Жизнь Георгия Павильонова (1907 — 1937) значительна без больших событий и трагична без очевидных атрибутов «трагедии художника» в России ХХ века, за исключением, наверное, ранней смерти в возрасте 30-ти лет. Об этой трагичности (как о жертвенности) не легко говорить, потому что сознание невольно стремится сравнивать — чья судьба страшнее? Кто больше пострадал? Кто больше заслужил страданием? Чего заслужил? Внимания? Популярности? Известности? Эфирного времени? В намерении измерить страдание есть нечто приостанавливающее безусловность человечности. Это равносильно намерению измерить предательство или чужую боль.
В жизни Георгия Павильонова слышится дыхание судьбы. Это его судьба и судьбы поколения, может быть, даже судьба народа и судьба культуры. В этой истории важна не смерть, важна жизнь, в этой трагедии трагична не смерть, а судьба. В бескомпромиссности его поступков и решений, в пристальном внимании к нему со стороны соучеников и преподавателей, в лаконичности и какой-то всегда ученической сдержанности и скромности его картин звучит что-то очень большое и важное и появляется личность, необходимая для понимания нашего искусства, и, может быть, отчасти всей русской культуры двадцатых-тридцатых годов. Он словно пытался что-то выполнить, словно пытался услышать, уловить, понять, что ему предначертано, что станет правдой искусства, оправданием искусства перед всеми временами.

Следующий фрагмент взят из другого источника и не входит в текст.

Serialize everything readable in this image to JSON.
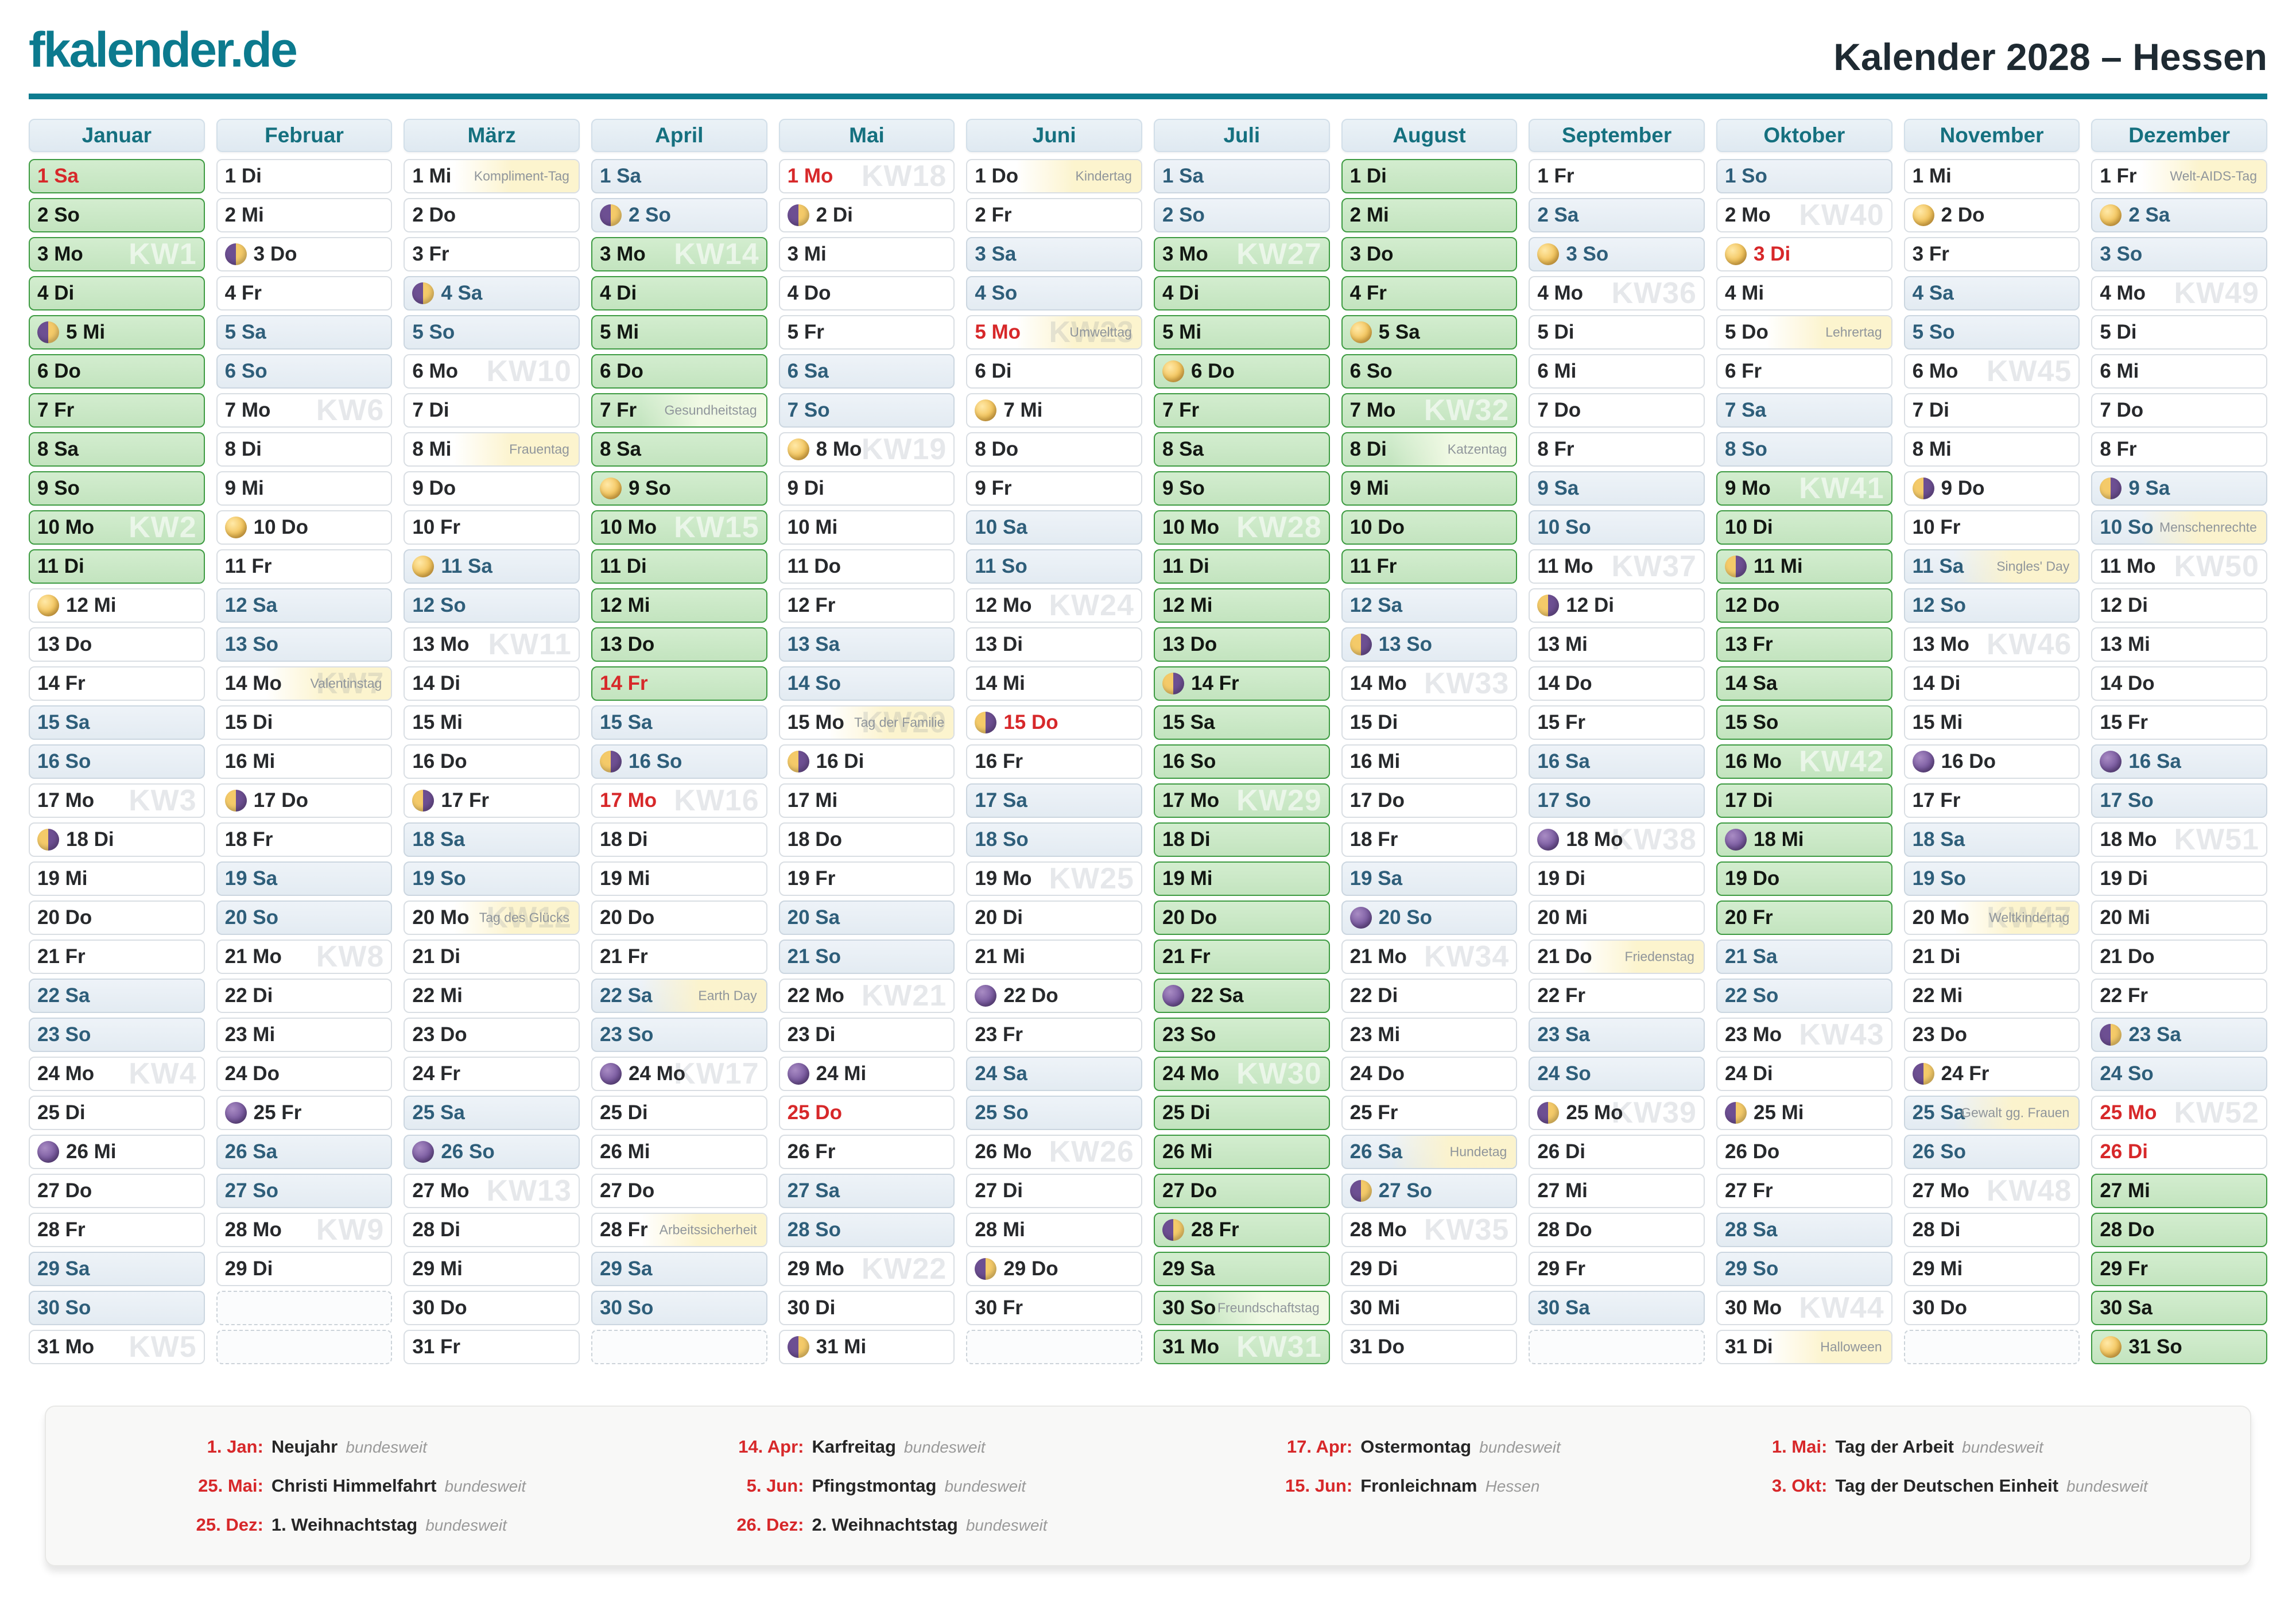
{
  "header": {
    "logo": "fkalender.de",
    "title": "Kalender 2028 – Hessen"
  },
  "weekdays": [
    "Mo",
    "Di",
    "Mi",
    "Do",
    "Fr",
    "Sa",
    "So"
  ],
  "moon_phases": {
    "full": "full-moon",
    "new": "new-moon",
    "fq": "first-quarter-moon",
    "lq": "last-quarter-moon"
  },
  "colors": {
    "accent_teal": "#0e7c90",
    "holiday_red": "#d7282a",
    "ferien_green_bg": "#c9e7c5",
    "ferien_green_border": "#3d9b42",
    "weekend_bg": "#e9eff5",
    "note_highlight": "#fcf3cb"
  },
  "months": [
    {
      "name": "Januar",
      "len": 31,
      "first_wd": 5,
      "green": [
        [
          1,
          11
        ]
      ],
      "red": [
        1
      ],
      "moons": {
        "5": "fq",
        "12": "full",
        "18": "lq",
        "26": "new"
      },
      "kw": {
        "3": "KW1",
        "10": "KW2",
        "17": "KW3",
        "24": "KW4",
        "31": "KW5"
      },
      "notes": {}
    },
    {
      "name": "Februar",
      "len": 29,
      "first_wd": 1,
      "green": [],
      "red": [],
      "moons": {
        "3": "fq",
        "10": "full",
        "17": "lq",
        "25": "new"
      },
      "kw": {
        "7": "KW6",
        "14": "KW7",
        "21": "KW8",
        "28": "KW9"
      },
      "notes": {
        "14": "Valentinstag"
      }
    },
    {
      "name": "März",
      "len": 31,
      "first_wd": 2,
      "green": [],
      "red": [],
      "moons": {
        "4": "fq",
        "11": "full",
        "17": "lq",
        "26": "new"
      },
      "kw": {
        "6": "KW10",
        "13": "KW11",
        "20": "KW12",
        "27": "KW13"
      },
      "notes": {
        "1": "Kompliment-Tag",
        "8": "Frauentag",
        "20": "Tag des Glücks"
      }
    },
    {
      "name": "April",
      "len": 30,
      "first_wd": 5,
      "green": [
        [
          3,
          14
        ]
      ],
      "red": [
        14,
        17
      ],
      "moons": {
        "2": "fq",
        "9": "full",
        "16": "lq",
        "24": "new"
      },
      "kw": {
        "3": "KW14",
        "10": "KW15",
        "17": "KW16",
        "24": "KW17"
      },
      "notes": {
        "7": "Gesundheitstag",
        "22": "Earth Day",
        "28": "Arbeitssicherheit"
      }
    },
    {
      "name": "Mai",
      "len": 31,
      "first_wd": 0,
      "green": [],
      "red": [
        1,
        25
      ],
      "moons": {
        "2": "fq",
        "8": "full",
        "16": "lq",
        "24": "new",
        "31": "fq"
      },
      "kw": {
        "1": "KW18",
        "8": "KW19",
        "15": "KW20",
        "22": "KW21",
        "29": "KW22"
      },
      "notes": {
        "15": "Tag der Familie"
      }
    },
    {
      "name": "Juni",
      "len": 30,
      "first_wd": 3,
      "green": [],
      "red": [
        5,
        15
      ],
      "moons": {
        "7": "full",
        "15": "lq",
        "22": "new",
        "29": "fq"
      },
      "kw": {
        "5": "KW23",
        "12": "KW24",
        "19": "KW25",
        "26": "KW26"
      },
      "notes": {
        "1": "Kindertag",
        "5": "Umwelttag"
      }
    },
    {
      "name": "Juli",
      "len": 31,
      "first_wd": 5,
      "green": [
        [
          3,
          31
        ]
      ],
      "red": [],
      "moons": {
        "6": "full",
        "14": "lq",
        "22": "new",
        "28": "fq"
      },
      "kw": {
        "3": "KW27",
        "10": "KW28",
        "17": "KW29",
        "24": "KW30",
        "31": "KW31"
      },
      "notes": {
        "30": "Freundschaftstag"
      }
    },
    {
      "name": "August",
      "len": 31,
      "first_wd": 1,
      "green": [
        [
          1,
          11
        ]
      ],
      "red": [],
      "moons": {
        "5": "full",
        "13": "lq",
        "20": "new",
        "27": "fq"
      },
      "kw": {
        "7": "KW32",
        "14": "KW33",
        "21": "KW34",
        "28": "KW35"
      },
      "notes": {
        "8": "Katzentag",
        "26": "Hundetag"
      }
    },
    {
      "name": "September",
      "len": 30,
      "first_wd": 4,
      "green": [],
      "red": [],
      "moons": {
        "3": "full",
        "12": "lq",
        "18": "new",
        "25": "fq"
      },
      "kw": {
        "4": "KW36",
        "11": "KW37",
        "18": "KW38",
        "25": "KW39"
      },
      "notes": {
        "21": "Friedenstag"
      }
    },
    {
      "name": "Oktober",
      "len": 31,
      "first_wd": 6,
      "green": [
        [
          9,
          20
        ]
      ],
      "red": [
        3
      ],
      "moons": {
        "3": "full",
        "11": "lq",
        "18": "new",
        "25": "fq"
      },
      "kw": {
        "2": "KW40",
        "9": "KW41",
        "16": "KW42",
        "23": "KW43",
        "30": "KW44"
      },
      "notes": {
        "5": "Lehrertag",
        "31": "Halloween"
      }
    },
    {
      "name": "November",
      "len": 30,
      "first_wd": 2,
      "green": [],
      "red": [],
      "moons": {
        "2": "full",
        "9": "lq",
        "16": "new",
        "24": "fq"
      },
      "kw": {
        "6": "KW45",
        "13": "KW46",
        "20": "KW47",
        "27": "KW48"
      },
      "notes": {
        "11": "Singles' Day",
        "20": "Weltkindertag",
        "25": "Gewalt gg. Frauen"
      }
    },
    {
      "name": "Dezember",
      "len": 31,
      "first_wd": 4,
      "green": [
        [
          27,
          31
        ]
      ],
      "red": [
        25,
        26
      ],
      "moons": {
        "2": "full",
        "9": "lq",
        "16": "new",
        "23": "fq",
        "31": "full"
      },
      "kw": {
        "4": "KW49",
        "11": "KW50",
        "18": "KW51",
        "25": "KW52"
      },
      "notes": {
        "1": "Welt-AIDS-Tag",
        "10": "Menschenrechte"
      }
    }
  ],
  "legend": {
    "columns": [
      [
        {
          "date": "1. Jan:",
          "name": "Neujahr",
          "scope": "bundesweit"
        },
        {
          "date": "25. Mai:",
          "name": "Christi Himmelfahrt",
          "scope": "bundesweit"
        },
        {
          "date": "25. Dez:",
          "name": "1. Weihnachtstag",
          "scope": "bundesweit"
        }
      ],
      [
        {
          "date": "14. Apr:",
          "name": "Karfreitag",
          "scope": "bundesweit"
        },
        {
          "date": "5. Jun:",
          "name": "Pfingstmontag",
          "scope": "bundesweit"
        },
        {
          "date": "26. Dez:",
          "name": "2. Weihnachtstag",
          "scope": "bundesweit"
        }
      ],
      [
        {
          "date": "17. Apr:",
          "name": "Ostermontag",
          "scope": "bundesweit"
        },
        {
          "date": "15. Jun:",
          "name": "Fronleichnam",
          "scope": "Hessen"
        }
      ],
      [
        {
          "date": "1. Mai:",
          "name": "Tag der Arbeit",
          "scope": "bundesweit"
        },
        {
          "date": "3. Okt:",
          "name": "Tag der Deutschen Einheit",
          "scope": "bundesweit"
        }
      ]
    ]
  }
}
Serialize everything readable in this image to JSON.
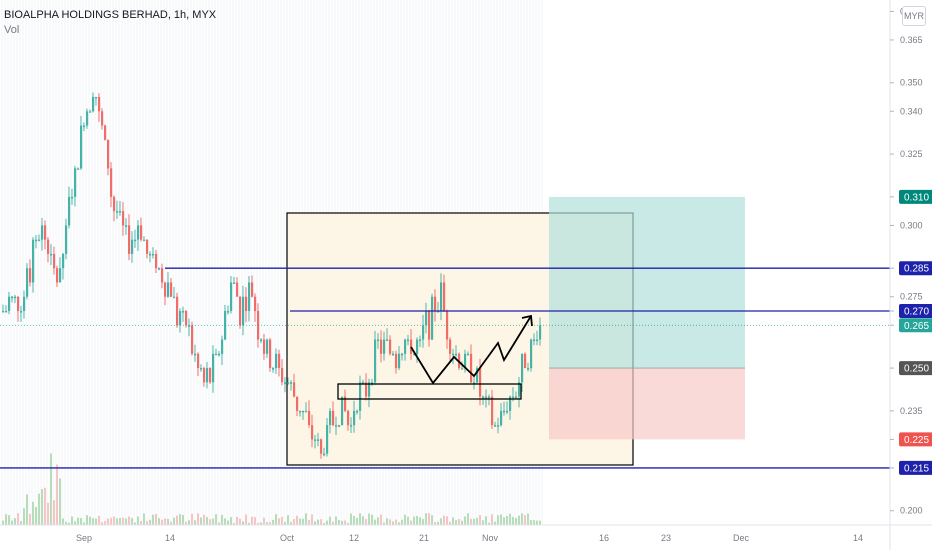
{
  "header": {
    "title": "BIOALPHA HOLDINGS BERHAD, 1h, MYX",
    "volume_label": "Vol"
  },
  "currency_button": "MYR",
  "colors": {
    "up": "#26a69a",
    "down": "#ef5350",
    "level_line": "#1e22aa",
    "box_fill": "#fdf6e7",
    "profit_zone": "#b2dfdb",
    "loss_zone": "#f8c9c9"
  },
  "chart_data": {
    "type": "candlestick",
    "title": "BIOALPHA HOLDINGS BERHAD, 1h, MYX",
    "y_axis": {
      "side": "right",
      "ylim": [
        0.195,
        0.379
      ],
      "ticks": [
        "0.375",
        "0.365",
        "0.350",
        "0.340",
        "0.325",
        "0.310",
        "0.300",
        "0.285",
        "0.275",
        "0.270",
        "0.265",
        "0.250",
        "0.235",
        "0.225",
        "0.215",
        "0.200"
      ]
    },
    "x_axis": {
      "ticks": [
        "Sep",
        "14",
        "Oct",
        "12",
        "21",
        "Nov",
        "16",
        "23",
        "Dec",
        "14"
      ]
    },
    "price_tags": [
      {
        "value": "0.310",
        "color": "#00897b"
      },
      {
        "value": "0.285",
        "color": "#1e22aa"
      },
      {
        "value": "0.270",
        "color": "#1e22aa"
      },
      {
        "value": "0.265",
        "color": "#26a69a"
      },
      {
        "value": "0.250",
        "color": "#555555"
      },
      {
        "value": "0.225",
        "color": "#ef5350"
      },
      {
        "value": "0.215",
        "color": "#1e22aa"
      }
    ],
    "horizontal_levels": [
      0.285,
      0.27,
      0.215
    ],
    "current_price": 0.265,
    "position": {
      "entry": 0.25,
      "target": 0.31,
      "stop": 0.225
    },
    "approx_path": [
      [
        0,
        0.27
      ],
      [
        2,
        0.275
      ],
      [
        3,
        0.285
      ],
      [
        4,
        0.3
      ],
      [
        5,
        0.29
      ],
      [
        6,
        0.28
      ],
      [
        7,
        0.3
      ],
      [
        8,
        0.32
      ],
      [
        9,
        0.34
      ],
      [
        10,
        0.35
      ],
      [
        11,
        0.33
      ],
      [
        12,
        0.31
      ],
      [
        13,
        0.3
      ],
      [
        14,
        0.295
      ],
      [
        15,
        0.3
      ],
      [
        16,
        0.29
      ],
      [
        17,
        0.285
      ],
      [
        18,
        0.28
      ],
      [
        19,
        0.27
      ],
      [
        20,
        0.265
      ],
      [
        21,
        0.255
      ],
      [
        22,
        0.245
      ],
      [
        23,
        0.25
      ],
      [
        24,
        0.26
      ],
      [
        25,
        0.28
      ],
      [
        26,
        0.27
      ],
      [
        27,
        0.28
      ],
      [
        28,
        0.265
      ],
      [
        29,
        0.255
      ],
      [
        30,
        0.25
      ],
      [
        31,
        0.245
      ],
      [
        32,
        0.24
      ],
      [
        33,
        0.235
      ],
      [
        34,
        0.225
      ],
      [
        35,
        0.22
      ],
      [
        36,
        0.23
      ],
      [
        37,
        0.235
      ],
      [
        38,
        0.23
      ],
      [
        39,
        0.24
      ],
      [
        40,
        0.245
      ],
      [
        41,
        0.255
      ],
      [
        42,
        0.26
      ],
      [
        43,
        0.255
      ],
      [
        44,
        0.26
      ],
      [
        45,
        0.255
      ],
      [
        46,
        0.26
      ],
      [
        47,
        0.27
      ],
      [
        48,
        0.275
      ],
      [
        49,
        0.26
      ],
      [
        50,
        0.255
      ],
      [
        51,
        0.25
      ],
      [
        52,
        0.245
      ],
      [
        53,
        0.235
      ],
      [
        54,
        0.23
      ],
      [
        55,
        0.235
      ],
      [
        56,
        0.24
      ],
      [
        57,
        0.25
      ],
      [
        58,
        0.26
      ],
      [
        59,
        0.265
      ]
    ]
  }
}
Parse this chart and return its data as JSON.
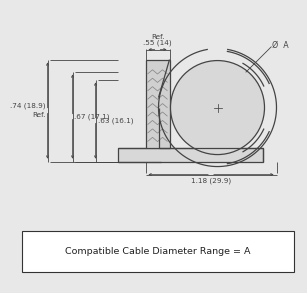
{
  "bg_color": "#e8e8e8",
  "line_color": "#444444",
  "dim_color": "#444444",
  "title": "Compatible Cable Diameter Range = A",
  "dim_055": ".55 (14)",
  "dim_ref_top": "Ref.",
  "dim_074": ".74 (18.9)",
  "dim_ref_left": "Ref.",
  "dim_067": ".67 (17.1)",
  "dim_063": ".63 (16.1)",
  "dim_118": "1.18 (29.9)",
  "dim_dia": "Ø  A"
}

В 1937 году он не был репрессирован. Он умер от заболевания, которое было описано как саркома сердечного средостения. Разве это важно? Разве что-то изменилось от того, что художник не расстрелян, не замучен, а прожил 30 лет, оставил меньше ста работ и оказался забытым? Именно эти события в истории русской культуры требуют особо бережного и внимательного к себе отношения… Это и есть история.